Ram praised Lancashire Council’s investment in new energy, and called upon other local authorities to follow suit.
“Lancashire County Council through its ground breaking investment in Westmill Solar Co-operative energy scheme has shown what is possible. Other councils such as The Greater Manchester Pension Fund, London Pensions Fund Authority, Strathclyde Pension Fund, and London Borough of Islington’s pension fund are also showing us what is possible,” she said.
“We think it’s high time more councils do the same, that is explore options for pooling investments into community energy projects new infrastructure and affordable social housing.”

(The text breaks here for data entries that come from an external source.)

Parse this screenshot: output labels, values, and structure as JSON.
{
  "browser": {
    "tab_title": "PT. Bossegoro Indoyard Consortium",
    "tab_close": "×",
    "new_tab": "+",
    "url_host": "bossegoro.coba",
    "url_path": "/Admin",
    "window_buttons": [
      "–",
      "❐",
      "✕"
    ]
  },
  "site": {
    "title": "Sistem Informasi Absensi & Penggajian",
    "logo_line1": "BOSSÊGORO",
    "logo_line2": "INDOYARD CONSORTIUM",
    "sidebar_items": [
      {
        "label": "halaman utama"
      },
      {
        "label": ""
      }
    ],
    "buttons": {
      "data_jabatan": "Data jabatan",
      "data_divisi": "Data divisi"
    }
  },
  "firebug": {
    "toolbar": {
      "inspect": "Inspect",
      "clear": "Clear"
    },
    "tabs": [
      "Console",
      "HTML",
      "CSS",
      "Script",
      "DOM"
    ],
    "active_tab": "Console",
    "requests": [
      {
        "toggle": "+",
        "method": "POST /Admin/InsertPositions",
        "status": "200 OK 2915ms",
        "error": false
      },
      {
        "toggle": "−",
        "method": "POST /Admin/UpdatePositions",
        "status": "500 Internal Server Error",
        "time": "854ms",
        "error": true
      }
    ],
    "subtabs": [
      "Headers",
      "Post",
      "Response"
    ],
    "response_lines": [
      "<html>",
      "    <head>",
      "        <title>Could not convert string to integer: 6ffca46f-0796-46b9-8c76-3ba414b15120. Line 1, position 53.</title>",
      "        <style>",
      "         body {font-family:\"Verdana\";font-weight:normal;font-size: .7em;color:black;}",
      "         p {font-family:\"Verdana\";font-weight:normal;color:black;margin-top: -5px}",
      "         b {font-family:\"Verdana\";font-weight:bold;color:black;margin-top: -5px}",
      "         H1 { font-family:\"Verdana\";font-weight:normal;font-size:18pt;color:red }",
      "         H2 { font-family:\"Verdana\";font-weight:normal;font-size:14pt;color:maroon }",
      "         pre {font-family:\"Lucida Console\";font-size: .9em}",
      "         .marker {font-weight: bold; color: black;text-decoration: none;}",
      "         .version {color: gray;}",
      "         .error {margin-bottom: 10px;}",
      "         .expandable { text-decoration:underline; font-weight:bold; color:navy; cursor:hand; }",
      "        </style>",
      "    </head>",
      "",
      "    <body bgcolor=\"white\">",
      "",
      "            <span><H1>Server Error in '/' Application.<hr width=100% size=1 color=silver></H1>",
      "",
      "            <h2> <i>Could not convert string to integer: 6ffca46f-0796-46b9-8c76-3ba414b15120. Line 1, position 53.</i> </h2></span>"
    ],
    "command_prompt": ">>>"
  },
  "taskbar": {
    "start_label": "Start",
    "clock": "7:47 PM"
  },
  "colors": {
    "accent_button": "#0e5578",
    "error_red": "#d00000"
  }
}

Founder and co-director of the Carbon Tracker Initiative Mark Campanale said renewable energy is an increasingly attractive industry to invest in.
“Right now, anyone trying to find value in fossil fuels have shied away. Technological change, such as we’ve seen in the renewables sector recently, is inevitable and costs are only falling,” he said.
“Smart investors are beginning to see that competition from solar in particular and also battery energy storage, is likely to be the death knell of the fossil fuel industry.”
Greater Manchester Pension Fund said it has no plans to divest from fossil fuels “in the medium term.”
“It is critical that we assess all financial risks to the fund, including those posed by fossil fuels,” it told the Guardian, adding it is developing its understanding of the issue and this process cannot be rushed.
Merton council said pension funds' investment managers are legally required to secure maximum returns for their employees. But it argued it “has a proud track record of investing in sustainability.”
According to a report published by accounting giant Ernst and Young in 2012, investing £1 million in wind energy creates 21 jobs, while investing the same amount in oil and gas creates just 13. Despite the potential profits associated with green energy, council pension funds, largely managed by City institutions, consistently fail to invest in the sector.
350.org, Platform, Community Reinvest and Friends of the Earth are calling upon local authorities to reinvest their £14 billion in fossil fuel shares in low carbon infrastructure. They argue such a move would empower local authorities to protect pensions while generating sustainable turnovers. In particular, they are calling for investment in community-owned renewable energy projects and projects to bolster energy efficiency among consumers.